Life-blood: Maggie Nelson

Maggie Nelson, Jane: A Murder. Soft Skull Press, 2005.

I read Maggie Nelson’s book after a Temple University professor recommended it to me as an example of writing that, like my own, was hybrid in form.

Jane tells about the author’s search for traces of her aunt who was brutally raped then killed in the late 1960s, before Nelson herself was born. The book is written as a series of poems, some of which are tiny and aphoristic, like the one from 1966 that goes simply “Cigarettes — one after another — why?” (188). But the story moves compellingly and fearlessly forward. Nelson weaves together fragments of Jane’s writing and other documentary material with her own reflections on life, death, memory, mourning, silence, violence, family secrets, coming of age, and the passage of time.

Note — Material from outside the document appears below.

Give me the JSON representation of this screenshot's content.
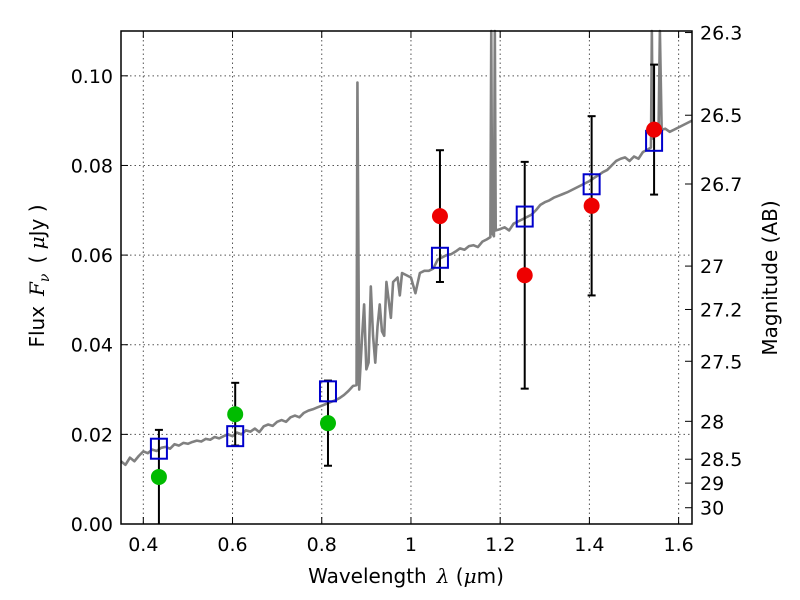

This is one of those problematic books that I love and publisher’s marketing departments hate: neither poetry nor prose, neither fact nor fiction, both memoir and biography. It’s a tightly controlled, exquisitely honed piece of writing whose beauty hurts, and that should serve as an example of what is possible when writing a life.

With Jane, Maggie Nelson has achieved something difficult: she’s made an anonymous life matter. And she’s done it without sentimentality or cliché. Read it. It may be the best book I’ve read all year.

(NB: “Life-blood” posts point to the work of other writers who, for some reason, have left on a mark on my thinking about how to write a life.)